La revolución es inmortal

Por Pánfilo Jama

Imagínese que despertó en completa oscuridad y descubrió que lo habían enterrado vivo. Su más horrible pesadilla se convirtió en realidad. Lo metieron en un ataúd, bajaron a la fosa, echaron tierra encima, y luego lo abandonaron a su suerte. Imagínese que arriba, bajo la luz mortecina de una noche invernar, en una fría ciudad cubana, para la que nosotros somos ciudadanos extraños, se oyó un murmullo de una brisa entre árboles desnudos que sobresalían del oscuro suelo cual grotescas manos.

Vio el atardecer sobre ese lugar desierto y cómo las sombras se proyectaron sobre las lápidas. Por la noche, las puertas del cementerio Colón estaban cerradas, y el viento arreciaba gradualmente conforme oscurecía, y aullaba entre los árboles como un demonio. Bajo tierra, en la oscuridad más impenetrable y en absoluto silencio, yace él en una caja esperando la muerte.

Él fue a la ciudad de la Habana para catalogar los objetos del Museo de la Revolución. Durante varios meses estuvo enfermo; quizás eso explique por qué era tan sensible a lo que sucedía en el museo -nadie pareció notarlo. Llevaba menos de una semana en la ciudad, cuando se dio cuenta de que unas cuantas piezas de la galería museable no estaban, estrictamente hablando, inanimadas. No estaban realmente vivas como lo estamos nosotros y (precariamente) él; pero en ellas de algún modo latían todavía los últimos residuos de un poder espiritual decreciente, más suficiente para causar movimientos y ocasiona sonidos.

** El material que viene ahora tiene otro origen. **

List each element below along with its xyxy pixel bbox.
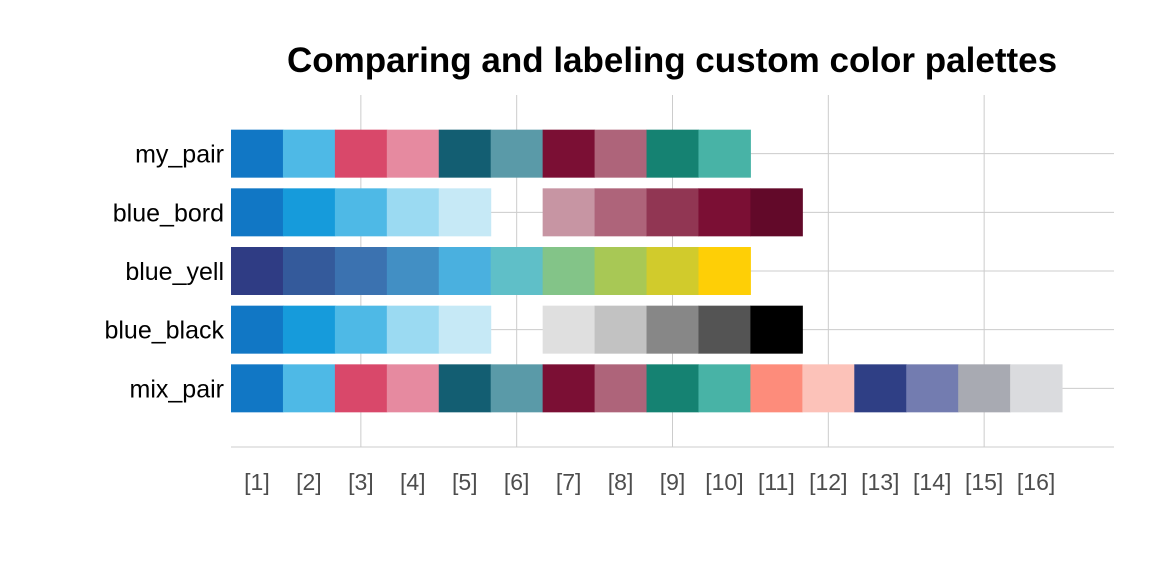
- color-tile: [386, 364, 440, 413]
- color-tile: [282, 305, 336, 354]
- color-tile: [542, 364, 596, 413]
- color-tile: [438, 247, 492, 295]
- color-tile: [282, 247, 336, 295]
- color-tile: [594, 305, 648, 354]
- x-tick-label: [1]: [244, 469, 270, 495]
- color-tile: [438, 188, 492, 237]
- color-tile: [438, 305, 492, 354]
- color-tile: [334, 247, 388, 295]
- color-tile: [698, 364, 751, 413]
- x-tick-label: [7]: [556, 469, 582, 495]
- color-tile: [386, 305, 440, 354]
- color-tile: [646, 247, 699, 295]
- color-tile: [594, 129, 648, 178]
- color-tile: [490, 364, 544, 413]
- x-tick-label: [9]: [660, 469, 686, 495]
- color-tile: [542, 247, 596, 295]
- color-tile: [542, 129, 596, 178]
- color-tile: [750, 364, 803, 413]
- color-tile: [334, 364, 388, 413]
- color-tile: [646, 188, 699, 237]
- color-tile: [750, 188, 803, 237]
- palette-name-label: my_pair: [135, 141, 224, 169]
- color-tile: [698, 188, 751, 237]
- x-tick-label: [5]: [452, 469, 478, 495]
- x-tick-label: [16]: [1017, 469, 1055, 495]
- color-tile: [646, 364, 699, 413]
- x-tick-label: [8]: [608, 469, 634, 495]
- color-tile: [282, 188, 336, 237]
- color-tile: [594, 247, 648, 295]
- x-tick-label: [2]: [296, 469, 322, 495]
- palette-tiles: [231, 129, 1063, 413]
- palette-name-label: blue_yell: [125, 258, 224, 286]
- x-tick-label: [10]: [705, 469, 743, 495]
- x-tick-label: [15]: [965, 469, 1003, 495]
- x-tick-label: [12]: [809, 469, 847, 495]
- palette-name-label: blue_bord: [113, 199, 224, 227]
- color-tile: [334, 305, 388, 354]
- color-tile: [698, 305, 751, 354]
- color-tile: [490, 247, 544, 295]
- color-tile: [231, 364, 284, 413]
- palette-name-label: blue_black: [104, 317, 224, 345]
- color-tile: [906, 364, 959, 413]
- x-tick-label: [11]: [758, 469, 795, 495]
- x-tick-label: [3]: [348, 469, 374, 495]
- palette-name-labels: my_pair blue_bord blue_yell blue_black mix_p…: [104, 141, 224, 404]
- color-tile: [646, 305, 699, 354]
- color-tile: [438, 129, 492, 178]
- color-tile: [542, 188, 596, 237]
- color-tile: [386, 188, 440, 237]
- x-tick-labels: [1] [2] [3] [4] [5] [6] [7] [8] [9] [10] [11] [12] […: [244, 469, 1055, 495]
- color-tile: [386, 129, 440, 178]
- color-tile: [334, 188, 388, 237]
- color-tile: [282, 364, 336, 413]
- color-tile: [386, 247, 440, 295]
- color-tile: [282, 129, 336, 178]
- chart-title: Comparing and labeling custom color pale…: [287, 41, 1057, 80]
- color-tile: [802, 364, 855, 413]
- x-tick-label: [6]: [504, 469, 530, 495]
- color-tile: [750, 305, 803, 354]
- color-tile: [542, 305, 596, 354]
- color-tile: [854, 364, 907, 413]
- color-tile: [438, 364, 492, 413]
- color-tile: [958, 364, 1011, 413]
- color-tile: [231, 305, 284, 354]
- color-tile: [334, 129, 388, 178]
- color-tile: [594, 364, 648, 413]
- color-tile: [231, 129, 284, 178]
- color-tile: [594, 188, 648, 237]
- x-tick-label: [13]: [861, 469, 899, 495]
- x-tick-label: [4]: [400, 469, 426, 495]
- color-tile: [1010, 364, 1063, 413]
- x-tick-label: [14]: [913, 469, 951, 495]
- color-tile: [231, 247, 284, 295]
- color-tile: [646, 129, 699, 178]
- color-tile: [698, 129, 751, 178]
- color-tile: [490, 129, 544, 178]
- color-tile: [231, 188, 284, 237]
- color-tile: [698, 247, 751, 295]
- palette-name-label: mix_pair: [130, 375, 224, 403]
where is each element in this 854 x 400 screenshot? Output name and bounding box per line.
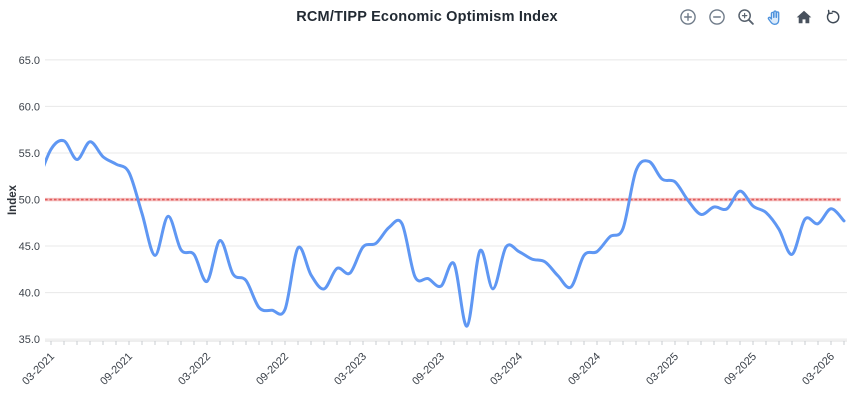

Pronto se puso a pensar qué sucedería por la noche en el museo revolucionario cerrado. Se escondió en una cabina de los lavabos de caballeros situados a un lado del gran vestíbulo y espero a que todo el mundo saliera. Únicamente quedaban unas pocas luces encendidas, por lo que una densa penumbra se extendía por todo el espacio de las galerías, lo cual daba un aspecto siniestro.

Entró en las salas, caminó entre las vitrinas de la galería y lo sorprendió algo misterioso que le pareció familiar. Su estado ánimo cambió rápidamente cuando empezó a oír ruidos por delante. Siguió el sonido de esos ruidos hasta su origen: era un «fetiche», las charreteras del grado de comandante de Fidel Castro, que andaba arrastrándose por el suelo. En ese momento se sintió realmente asustado. Supuso que se daba cuenta de que aquel fetiche solo quería una cosa: ¡venganza!, pues estaba lleno de ira y dolor por la traición y la destrucción infligida al pueblo cubano revolucionario.

Era una ironía del destino -pensó mientras bajaba rápido al sótano del Museo- que a ese espíritu vengativo lo hubiera traído al mundo revolucionario para ser sepultado en el museo, donde sus poderes malignos podrían crecer como un cáncer. En ese momento, todo estaba en movimiento, hasta los fusiles Remington de los mambises bailaban con furia encima de las vitrinas.

La cabeza negra de Antonio Maceo flotaba en la penumbra con un terrible resplandor rojo en sus ojos oscuros, y se presentaron las momias del comité central con sus escarabajos sobre el pecho. Logro llegar abajo. No podían llegar más abajo. Sin embargo, todavía podía oír los horribles ruidos de aquel fetiche, que resonaban en el edificio en penumbra – y él temblaba de espanto.

¡Tuve que haber muerto! ¡Tuve que estar ya muerto! Las charreteras entraron en por sus oídos y ojos, fueron a la nariz y luego al ano; empezaron a comer los tejidos blandos, las orejas, el pene, el interior de los muslos. ¿Por qué no me muero? ¿Por qué la vida continúa, si a uno le están devorando el cuerpo?, se preguntaba desesperado ¡Esa es la maldición de aquel hombre! ¡Fue elegido para sufrir en «tuyo es el reino»!

Lo encontraron y lo acorralaron como en los últimos días de Pompeya. Y esa fue la maldición que el fetiche lanzó contra él. Allí lo encontraron a la mañana siguiente; como no apreciaron los signos vitales, lo dieron por muerto. Ocurrió hace una semana. Durante una semana estuve «muerto». Pero no estaba muerto, en absoluto, a pesar del ataúd, las amenazas de las charreteras. Tal vez fue como ese fetiche, condenado a vivir para siempre y recordar el sufrimiento del pueblo cubano. Quizá todos los cubanos -como él- revivan en el museo cubano.